Réalisée par l’entreprise marocaine SOMAGEC, cette phase prévoit un stockage de 800 000 m³ et une capacité annuelle de traitement d’environ 13,5 millions de tonnes de produits pétroliers, incluant fuel, diesel, essence et GPL. À terme, le DDID intégrera raffinerie de pétrole, terminal méthanier, zone de réparation navale, centrale électrique, usine d’eau, station d’épuration et usines de matériaux de construction.
Ce projet génère des centaines d’emplois directs et indirects, tout en offrant aux entreprises internationales des installations de stockage et de production. L’intégration portuaire, routière, ferroviaire et aéroportuaire fait du DDID le seul complexe industriel intégré d’Afrique de l’Est, renforçant la compétitivité régionale et positionnant Djibouti comme un acteur majeur du commerce et de la pétrochimie. L’ensemble de ces projets traduit une approche intégrée du développement, fondée sur la complémentarité entre ports, zones économiques, infrastructures énergétiques et projets urbains. Au-delà des chiffres et des capacités, il s’agit d’une transformation profonde du modèle économique national, orientée vers la durabilité, la compétitivité et l’ouverture internationale.

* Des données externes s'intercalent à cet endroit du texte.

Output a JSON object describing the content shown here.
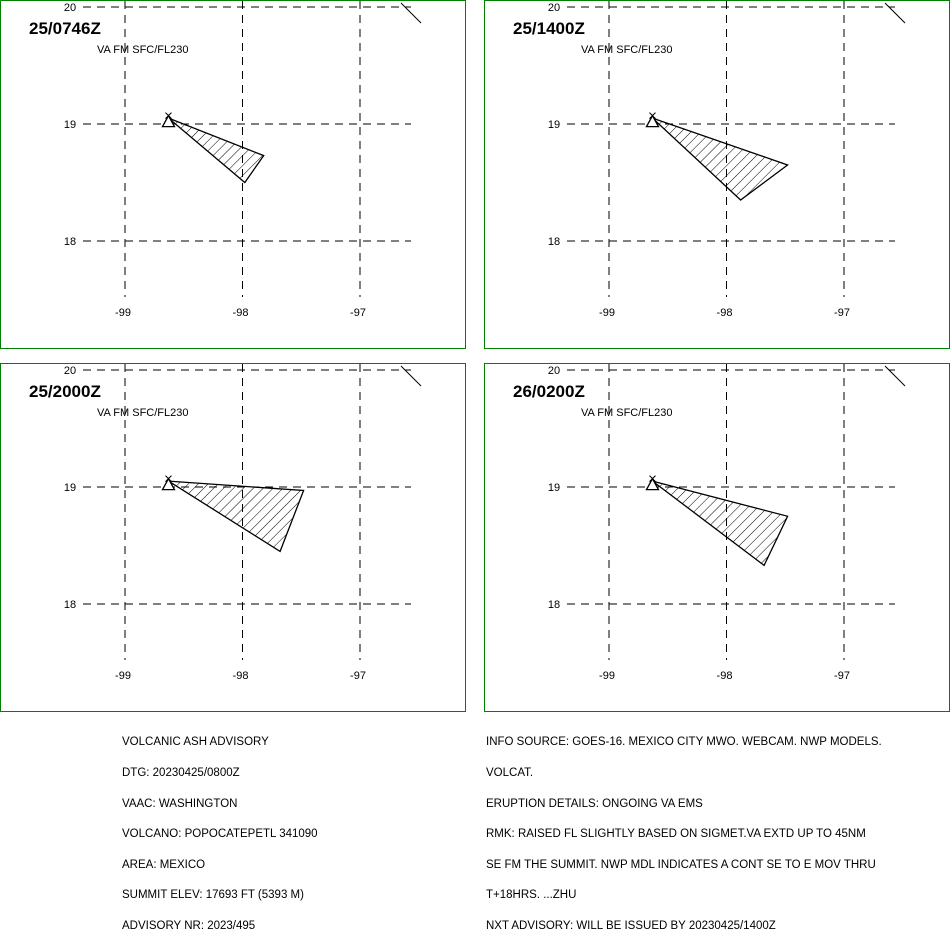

À l’horizon 2035, Djibouti ambitionne ainsi de consolider son statut de hub logistique et commercial de référence, au service non seulement de sa propre croissance, mais aussi de celle de toute la région. En misant sur ses atouts géostratégiques, sur des investissements structurants et sur une vision politique claire, le pays se donne les moyens de jouer un rôle central dans les échanges mondiaux du XXIᵉ siècle.